Tip:
Highlight text to annotate it
X
Welcome to Movie Line Monday.
My name is Krishna.
And today's topic is inspired by the movie, Treasure of the
Sierra Madre.
I don't have to show any stinking badges.
We are going to talk about policy evolution today.
So let's go back when networking started, policies
were pretty much enforced on a packet level basis.
A packet had IP addresses and port numbers, and you could
define ACLs, access control lists, that told you what
policies to enforce.
So you can block a particular IP address or a particular
combination of IP address and port.
Now as applications evolved, you needed a much more
stateful way of enforcing policies.
So that gave way to the connection concept.
In the connection, a bunch of packets is identified by what
we call a 5 tuple, which consists of the source IP,
desk IP, source port, desk port and protocol.
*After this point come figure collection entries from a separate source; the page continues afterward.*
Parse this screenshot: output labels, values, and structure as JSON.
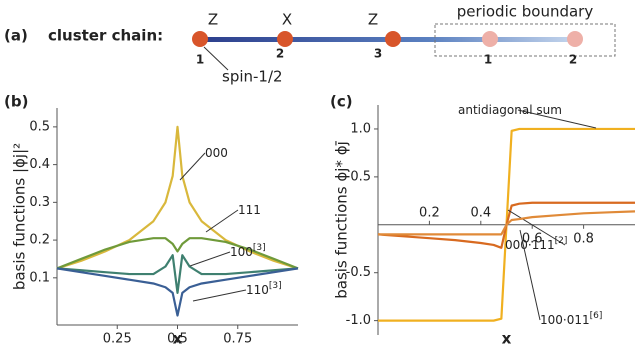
{
  "panel_a": {
    "label": "(a)",
    "title": "cluster chain:",
    "operators": [
      "Z",
      "X",
      "Z"
    ],
    "nodes": [
      "1",
      "2",
      "3",
      "1",
      "2"
    ],
    "boundary_label": "periodic boundary",
    "spin_label": "spin-1/2"
  },
  "chart_data": [
    {
      "type": "line",
      "panel_label": "(b)",
      "y_label": "basis functions |ϕj|²",
      "x_label": "x",
      "xlim": [
        0,
        1
      ],
      "ylim": [
        -0.025,
        0.55
      ],
      "xticks": [
        0.25,
        0.5,
        0.75
      ],
      "yticks": [
        0.1,
        0.2,
        0.3,
        0.4,
        0.5
      ],
      "x": [
        0,
        0.1,
        0.2,
        0.3,
        0.4,
        0.45,
        0.48,
        0.5,
        0.52,
        0.55,
        0.6,
        0.7,
        0.8,
        0.9,
        1.0
      ],
      "series": [
        {
          "name": "000",
          "color": "#d9b83c",
          "values": [
            0.125,
            0.145,
            0.17,
            0.2,
            0.25,
            0.3,
            0.37,
            0.5,
            0.37,
            0.3,
            0.25,
            0.2,
            0.17,
            0.145,
            0.125
          ]
        },
        {
          "name": "111",
          "color": "#6f9a3a",
          "values": [
            0.125,
            0.15,
            0.175,
            0.195,
            0.205,
            0.205,
            0.19,
            0.17,
            0.19,
            0.205,
            0.205,
            0.195,
            0.175,
            0.15,
            0.125
          ]
        },
        {
          "name": "100",
          "name_sup": "[3]",
          "color": "#3f8070",
          "values": [
            0.125,
            0.12,
            0.115,
            0.11,
            0.11,
            0.13,
            0.16,
            0.06,
            0.16,
            0.13,
            0.11,
            0.11,
            0.115,
            0.12,
            0.125
          ]
        },
        {
          "name": "110",
          "name_sup": "[3]",
          "color": "#3a5f95",
          "values": [
            0.125,
            0.115,
            0.105,
            0.095,
            0.085,
            0.075,
            0.06,
            0.0,
            0.06,
            0.075,
            0.085,
            0.095,
            0.105,
            0.115,
            0.125
          ]
        }
      ]
    },
    {
      "type": "line",
      "panel_label": "(c)",
      "y_label": "basis functions ϕj* ϕj̄",
      "x_label": "x",
      "xlim": [
        0,
        1
      ],
      "ylim": [
        -1.15,
        1.25
      ],
      "xticks": [
        0.2,
        0.4,
        0.6,
        0.8
      ],
      "yticks": [
        {
          "value": -1,
          "label": "-1.0"
        },
        -0.5,
        0.5,
        {
          "value": 1,
          "label": "1.0"
        }
      ],
      "x": [
        0,
        0.1,
        0.2,
        0.3,
        0.4,
        0.45,
        0.48,
        0.5,
        0.52,
        0.55,
        0.6,
        0.7,
        0.8,
        0.9,
        1.0
      ],
      "series": [
        {
          "name": "antidiagonal sum",
          "color": "#f0b020",
          "values": [
            -1,
            -1,
            -1,
            -1,
            -1,
            -1,
            -0.98,
            0,
            0.98,
            1,
            1,
            1,
            1,
            1,
            1
          ]
        },
        {
          "name": "000·111",
          "name_sup": "[2]",
          "color": "#d86a20",
          "values": [
            -0.1,
            -0.12,
            -0.14,
            -0.16,
            -0.19,
            -0.21,
            -0.24,
            0,
            0.2,
            0.22,
            0.23,
            0.23,
            0.23,
            0.23,
            0.23
          ]
        },
        {
          "name": "100·011",
          "name_sup": "[6]",
          "color": "#e08a38",
          "values": [
            -0.1,
            -0.1,
            -0.1,
            -0.1,
            -0.1,
            -0.1,
            -0.1,
            0,
            0.05,
            0.06,
            0.08,
            0.1,
            0.12,
            0.13,
            0.14
          ]
        }
      ]
    }
  ]
}
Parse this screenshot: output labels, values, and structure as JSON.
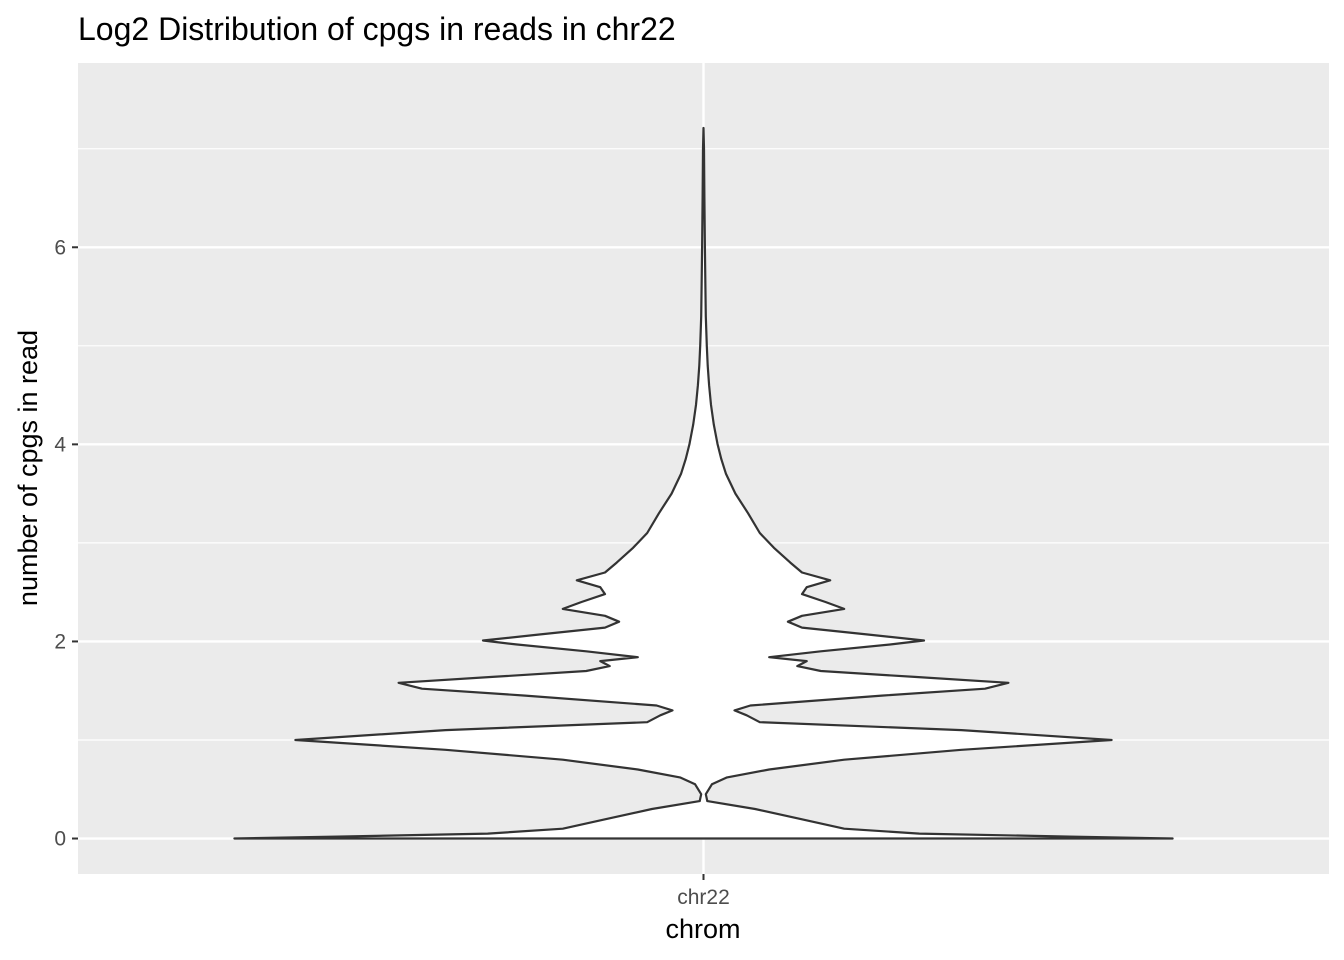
{
  "chart_data": {
    "type": "violin",
    "title": "Log2 Distribution of cpgs in reads in chr22",
    "xlabel": "chrom",
    "ylabel": "number of cpgs in read",
    "categories": [
      "chr22"
    ],
    "ylim": [
      -0.36,
      7.87
    ],
    "y_ticks": [
      0,
      2,
      4,
      6
    ],
    "y_tick_labels": [
      "0",
      "2",
      "4",
      "6"
    ],
    "grid": true,
    "panel_color": "#ebebeb",
    "grid_color": "#ffffff",
    "violin_fill": "#ffffff",
    "violin_outline": "#333333",
    "density": {
      "y": [
        0.0,
        0.02,
        0.05,
        0.1,
        0.2,
        0.3,
        0.38,
        0.45,
        0.55,
        0.62,
        0.7,
        0.8,
        0.9,
        1.0,
        1.1,
        1.18,
        1.25,
        1.3,
        1.35,
        1.45,
        1.52,
        1.58,
        1.64,
        1.7,
        1.75,
        1.8,
        1.84,
        1.9,
        1.97,
        2.01,
        2.07,
        2.14,
        2.2,
        2.26,
        2.33,
        2.4,
        2.48,
        2.55,
        2.62,
        2.7,
        2.8,
        2.95,
        3.1,
        3.3,
        3.5,
        3.7,
        3.85,
        4.0,
        4.2,
        4.4,
        4.6,
        4.8,
        5.0,
        5.3,
        5.6,
        6.0,
        6.5,
        7.0,
        7.21
      ],
      "half_width": [
        1.0,
        0.78,
        0.46,
        0.3,
        0.205,
        0.11,
        0.008,
        0.005,
        0.018,
        0.05,
        0.14,
        0.3,
        0.55,
        0.87,
        0.55,
        0.12,
        0.092,
        0.066,
        0.1,
        0.38,
        0.6,
        0.65,
        0.45,
        0.25,
        0.2,
        0.22,
        0.14,
        0.25,
        0.4,
        0.47,
        0.35,
        0.21,
        0.18,
        0.21,
        0.3,
        0.26,
        0.21,
        0.22,
        0.27,
        0.21,
        0.185,
        0.15,
        0.12,
        0.095,
        0.068,
        0.048,
        0.038,
        0.03,
        0.022,
        0.016,
        0.012,
        0.009,
        0.007,
        0.005,
        0.004,
        0.003,
        0.002,
        0.001,
        0.0
      ]
    }
  }
}
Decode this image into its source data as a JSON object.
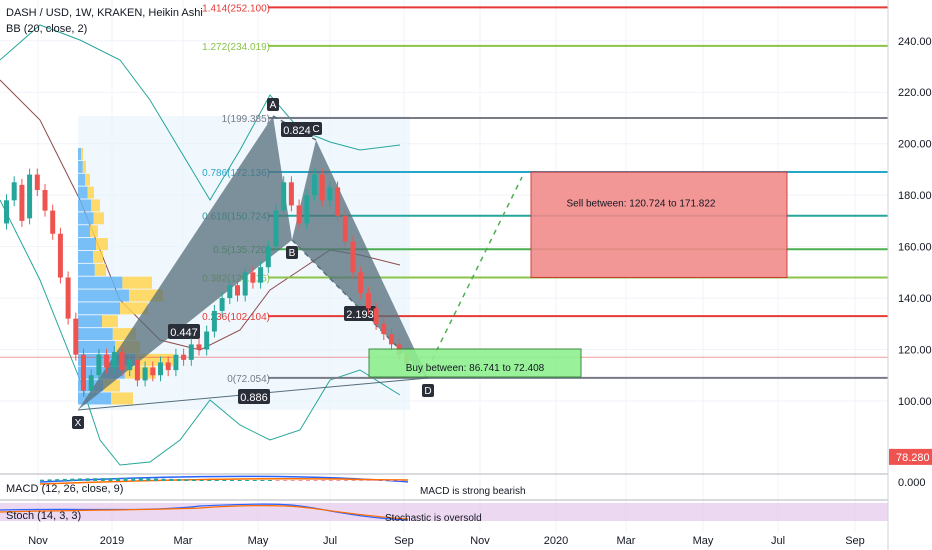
{
  "header": {
    "symbol_line": "DASH / USD, 1W, KRAKEN, Heikin Ashi",
    "bb_line": "BB (20, close, 2)"
  },
  "indicators": {
    "macd_label": "MACD (12, 26, close, 9)",
    "macd_note": "MACD is strong bearish",
    "stoch_label": "Stoch (14, 3, 3)",
    "stoch_note": "Stochastic is oversold"
  },
  "chart_data": {
    "type": "candlestick",
    "y_axis": {
      "ticks": [
        100,
        120,
        140,
        160,
        180,
        200,
        220,
        240
      ],
      "tick_labels": [
        "100.000",
        "120.000",
        "140.000",
        "160.000",
        "180.000",
        "200.000",
        "220.000",
        "240.000"
      ],
      "range": [
        70,
        256
      ]
    },
    "x_axis": {
      "labels": [
        "Nov",
        "2019",
        "Mar",
        "May",
        "Jul",
        "Sep",
        "Nov",
        "2020",
        "Mar",
        "May",
        "Jul",
        "Sep"
      ]
    },
    "last_price": {
      "value": 78.28,
      "label": "78.280"
    },
    "fib_levels": [
      {
        "ratio": "1.414",
        "price": 252.1,
        "label": "1.414(252.100)",
        "color": "#e53935"
      },
      {
        "ratio": "1.272",
        "price": 234.019,
        "label": "1.272(234.019)",
        "color": "#8bc34a"
      },
      {
        "ratio": "1",
        "price": 199.385,
        "label": "1(199.385)",
        "color": "#787b86"
      },
      {
        "ratio": "0.786",
        "price": 172.136,
        "label": "0.786(172.136)",
        "color": "#26a6c9"
      },
      {
        "ratio": "0.618",
        "price": 150.724,
        "label": "0.618(150.724)",
        "color": "#26a69a"
      },
      {
        "ratio": "0.5",
        "price": 135.72,
        "label": "0.5(135.720)",
        "color": "#4caf50"
      },
      {
        "ratio": "0.382",
        "price": 120.716,
        "label": "0.382(120.716)",
        "color": "#8bc34a"
      },
      {
        "ratio": "0.236",
        "price": 102.104,
        "label": "0.236(102.104)",
        "color": "#e53935"
      },
      {
        "ratio": "0",
        "price": 72.054,
        "label": "0(72.054)",
        "color": "#787b86"
      }
    ],
    "pattern_points": [
      {
        "name": "X",
        "date": "2018-12",
        "price": 99
      },
      {
        "name": "A",
        "date": "2019-05",
        "price": 210
      },
      {
        "name": "B",
        "date": "2019-06",
        "price": 163
      },
      {
        "name": "C",
        "date": "2019-07",
        "price": 202
      },
      {
        "name": "D",
        "date": "2019-09",
        "price": 109
      }
    ],
    "pattern_ratios": [
      "0.447",
      "0.824",
      "2.193",
      "0.886"
    ],
    "zones": [
      {
        "name": "sell",
        "label": "Sell between: 120.724 to 171.822",
        "from": 148,
        "to": 189,
        "color": "#f28b8b"
      },
      {
        "name": "buy",
        "label": "Buy between: 86.741 to 72.408",
        "from": 108,
        "to": 120,
        "color": "#8ef08e"
      }
    ],
    "candles": [
      {
        "o": 169,
        "c": 178
      },
      {
        "o": 178,
        "c": 185
      },
      {
        "o": 184,
        "c": 170
      },
      {
        "o": 171,
        "c": 188
      },
      {
        "o": 188,
        "c": 182
      },
      {
        "o": 182,
        "c": 174
      },
      {
        "o": 174,
        "c": 165
      },
      {
        "o": 165,
        "c": 148
      },
      {
        "o": 148,
        "c": 132
      },
      {
        "o": 132,
        "c": 118
      },
      {
        "o": 118,
        "c": 104
      },
      {
        "o": 104,
        "c": 110
      },
      {
        "o": 110,
        "c": 118
      },
      {
        "o": 118,
        "c": 113
      },
      {
        "o": 113,
        "c": 119
      },
      {
        "o": 119,
        "c": 112
      },
      {
        "o": 112,
        "c": 116
      },
      {
        "o": 116,
        "c": 108
      },
      {
        "o": 108,
        "c": 113
      },
      {
        "o": 113,
        "c": 110
      },
      {
        "o": 110,
        "c": 115
      },
      {
        "o": 115,
        "c": 112
      },
      {
        "o": 112,
        "c": 118
      },
      {
        "o": 118,
        "c": 116
      },
      {
        "o": 116,
        "c": 122
      },
      {
        "o": 122,
        "c": 120
      },
      {
        "o": 120,
        "c": 127
      },
      {
        "o": 127,
        "c": 135
      },
      {
        "o": 135,
        "c": 140
      },
      {
        "o": 140,
        "c": 145
      },
      {
        "o": 145,
        "c": 141
      },
      {
        "o": 141,
        "c": 150
      },
      {
        "o": 150,
        "c": 146
      },
      {
        "o": 146,
        "c": 152
      },
      {
        "o": 152,
        "c": 160
      },
      {
        "o": 160,
        "c": 174
      },
      {
        "o": 174,
        "c": 185
      },
      {
        "o": 185,
        "c": 176
      },
      {
        "o": 176,
        "c": 169
      },
      {
        "o": 169,
        "c": 180
      },
      {
        "o": 180,
        "c": 188
      },
      {
        "o": 188,
        "c": 178
      },
      {
        "o": 178,
        "c": 183
      },
      {
        "o": 183,
        "c": 172
      },
      {
        "o": 172,
        "c": 162
      },
      {
        "o": 162,
        "c": 150
      },
      {
        "o": 150,
        "c": 142
      },
      {
        "o": 142,
        "c": 136
      },
      {
        "o": 136,
        "c": 130
      },
      {
        "o": 130,
        "c": 126
      },
      {
        "o": 126,
        "c": 122
      },
      {
        "o": 122,
        "c": 118
      },
      {
        "o": 118,
        "c": 114
      }
    ],
    "volume_profile": [
      {
        "price": 101,
        "size": 0.55
      },
      {
        "price": 106,
        "size": 0.42
      },
      {
        "price": 111,
        "size": 0.78
      },
      {
        "price": 116,
        "size": 0.95
      },
      {
        "price": 121,
        "size": 0.62
      },
      {
        "price": 126,
        "size": 0.58
      },
      {
        "price": 131,
        "size": 0.4
      },
      {
        "price": 136,
        "size": 0.7
      },
      {
        "price": 141,
        "size": 0.85
      },
      {
        "price": 146,
        "size": 0.74
      },
      {
        "price": 151,
        "size": 0.28
      },
      {
        "price": 156,
        "size": 0.25
      },
      {
        "price": 161,
        "size": 0.3
      },
      {
        "price": 166,
        "size": 0.2
      },
      {
        "price": 171,
        "size": 0.26
      },
      {
        "price": 176,
        "size": 0.22
      },
      {
        "price": 181,
        "size": 0.16
      },
      {
        "price": 186,
        "size": 0.12
      },
      {
        "price": 191,
        "size": 0.08
      },
      {
        "price": 196,
        "size": 0.05
      }
    ]
  }
}
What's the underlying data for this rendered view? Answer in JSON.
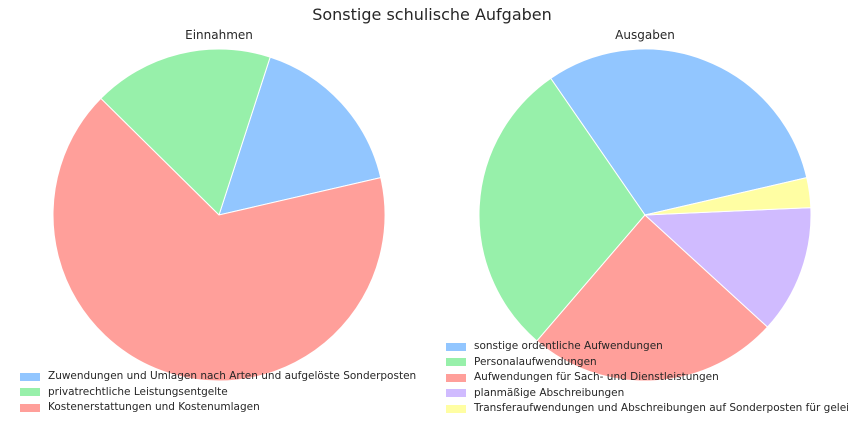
{
  "suptitle": "Sonstige schulische Aufgaben",
  "chart_data": [
    {
      "type": "pie",
      "title": "Einnahmen",
      "start_angle_deg": 13,
      "direction": "counterclockwise",
      "slices": [
        {
          "label": "Zuwendungen und Umlagen nach Arten und aufgelöste Sonderposten",
          "value": 16.4,
          "color": "#92c6ff"
        },
        {
          "label": "privatrechtliche Leistungsentgelte",
          "value": 17.6,
          "color": "#97f0aa"
        },
        {
          "label": "Kostenerstattungen und Kostenumlagen",
          "value": 66.0,
          "color": "#ff9f9a"
        }
      ],
      "legend_position": "lower-left"
    },
    {
      "type": "pie",
      "title": "Ausgaben",
      "start_angle_deg": 13,
      "direction": "counterclockwise",
      "slices": [
        {
          "label": "sonstige ordentliche Aufwendungen",
          "value": 31.0,
          "color": "#92c6ff"
        },
        {
          "label": "Personalaufwendungen",
          "value": 29.1,
          "color": "#97f0aa"
        },
        {
          "label": "Aufwendungen für Sach- und Dienstleistungen",
          "value": 24.5,
          "color": "#ff9f9a"
        },
        {
          "label": "planmäßige Abschreibungen",
          "value": 12.5,
          "color": "#d0bbff"
        },
        {
          "label": "Transferaufwendungen und Abschreibungen auf Sonderposten für geleistete Investitionszuweisungen",
          "value": 2.9,
          "color": "#fffea3"
        }
      ],
      "legend_position": "lower-left"
    }
  ]
}
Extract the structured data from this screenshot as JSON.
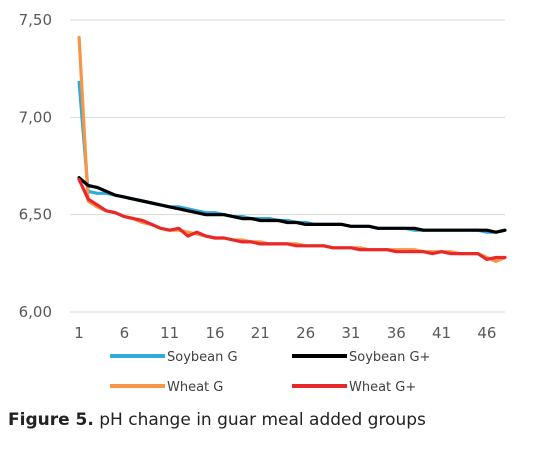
{
  "caption": {
    "label": "Figure 5.",
    "text": " pH change in guar meal added groups"
  },
  "chart_data": {
    "type": "line",
    "title": "",
    "xlabel": "",
    "ylabel": "",
    "xlim": [
      0,
      48
    ],
    "ylim": [
      6.0,
      7.5
    ],
    "grid": "horizontal",
    "legend_position": "bottom",
    "x_ticks": [
      "1",
      "6",
      "11",
      "16",
      "21",
      "26",
      "31",
      "36",
      "41",
      "46"
    ],
    "y_ticks": [
      "6,00",
      "6,50",
      "7,00",
      "7,50"
    ],
    "x": [
      1,
      2,
      3,
      4,
      5,
      6,
      7,
      8,
      9,
      10,
      11,
      12,
      13,
      14,
      15,
      16,
      17,
      18,
      19,
      20,
      21,
      22,
      23,
      24,
      25,
      26,
      27,
      28,
      29,
      30,
      31,
      32,
      33,
      34,
      35,
      36,
      37,
      38,
      39,
      40,
      41,
      42,
      43,
      44,
      45,
      46,
      47,
      48
    ],
    "series": [
      {
        "name": "Soybean G",
        "color": "#2eaadc",
        "values": [
          7.18,
          6.62,
          6.61,
          6.61,
          6.6,
          6.59,
          6.58,
          6.57,
          6.56,
          6.55,
          6.54,
          6.54,
          6.53,
          6.52,
          6.51,
          6.51,
          6.5,
          6.49,
          6.49,
          6.48,
          6.48,
          6.48,
          6.47,
          6.47,
          6.46,
          6.46,
          6.45,
          6.45,
          6.45,
          6.45,
          6.44,
          6.44,
          6.44,
          6.43,
          6.43,
          6.43,
          6.43,
          6.42,
          6.42,
          6.42,
          6.42,
          6.42,
          6.42,
          6.42,
          6.42,
          6.41,
          6.41,
          6.42
        ]
      },
      {
        "name": "Soybean G+",
        "color": "#000000",
        "values": [
          6.69,
          6.65,
          6.64,
          6.62,
          6.6,
          6.59,
          6.58,
          6.57,
          6.56,
          6.55,
          6.54,
          6.53,
          6.52,
          6.51,
          6.5,
          6.5,
          6.5,
          6.49,
          6.48,
          6.48,
          6.47,
          6.47,
          6.47,
          6.46,
          6.46,
          6.45,
          6.45,
          6.45,
          6.45,
          6.45,
          6.44,
          6.44,
          6.44,
          6.43,
          6.43,
          6.43,
          6.43,
          6.43,
          6.42,
          6.42,
          6.42,
          6.42,
          6.42,
          6.42,
          6.42,
          6.42,
          6.41,
          6.42
        ]
      },
      {
        "name": "Wheat G",
        "color": "#f79646",
        "values": [
          7.41,
          6.57,
          6.54,
          6.52,
          6.51,
          6.49,
          6.48,
          6.46,
          6.45,
          6.43,
          6.42,
          6.42,
          6.41,
          6.4,
          6.39,
          6.38,
          6.38,
          6.37,
          6.37,
          6.36,
          6.36,
          6.35,
          6.35,
          6.35,
          6.35,
          6.34,
          6.34,
          6.34,
          6.33,
          6.33,
          6.33,
          6.33,
          6.32,
          6.32,
          6.32,
          6.32,
          6.32,
          6.32,
          6.31,
          6.31,
          6.31,
          6.31,
          6.3,
          6.3,
          6.3,
          6.28,
          6.26,
          6.28
        ]
      },
      {
        "name": "Wheat G+",
        "color": "#e8282b",
        "values": [
          6.68,
          6.58,
          6.55,
          6.52,
          6.51,
          6.49,
          6.48,
          6.47,
          6.45,
          6.43,
          6.42,
          6.43,
          6.39,
          6.41,
          6.39,
          6.38,
          6.38,
          6.37,
          6.36,
          6.36,
          6.35,
          6.35,
          6.35,
          6.35,
          6.34,
          6.34,
          6.34,
          6.34,
          6.33,
          6.33,
          6.33,
          6.32,
          6.32,
          6.32,
          6.32,
          6.31,
          6.31,
          6.31,
          6.31,
          6.3,
          6.31,
          6.3,
          6.3,
          6.3,
          6.3,
          6.27,
          6.28,
          6.28
        ]
      }
    ]
  }
}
And that 5 tuple, all packets that had the same 5 tuple
belong to a given connection.
And the way you enforce policy is using state for firewall
rules, where you specified rules as to what applications
to block or what applications to allow.
And the firewall kept state of all packets that belong to a
given connection and applied the policy once at the
beginning of the connection.
Now let's fast forward to the 2010 decade.
So what we're seeing right now is applications
are much more richer.
They don't go to one particular server.
A given application transaction consists of many
TCP connections.
And so this gives rise to the concept of
an application session.
So you may ask, how do you identify
this application session?
So an application session, at the highest level, is
identified by a user, an application, a device they are
accessing the application from, and the location from
where they are coming.
This tuple, in this particular case a 4 tuple, would identify
a particular application session for policy
enforcement.
So when you are applying policies in this context, you
need to look at this tuple to identify all the TCP
connections that belong to that tuple and then apply the
policy holistically.
Only then you will be able to apply policy in a way in which
it matters.
Otherwise, some connections are going to go through and
some may not.
And the decide intent of the policy
enforcement would not happen.
So the new session is the app session.
And the new tuple is user, app, device and location.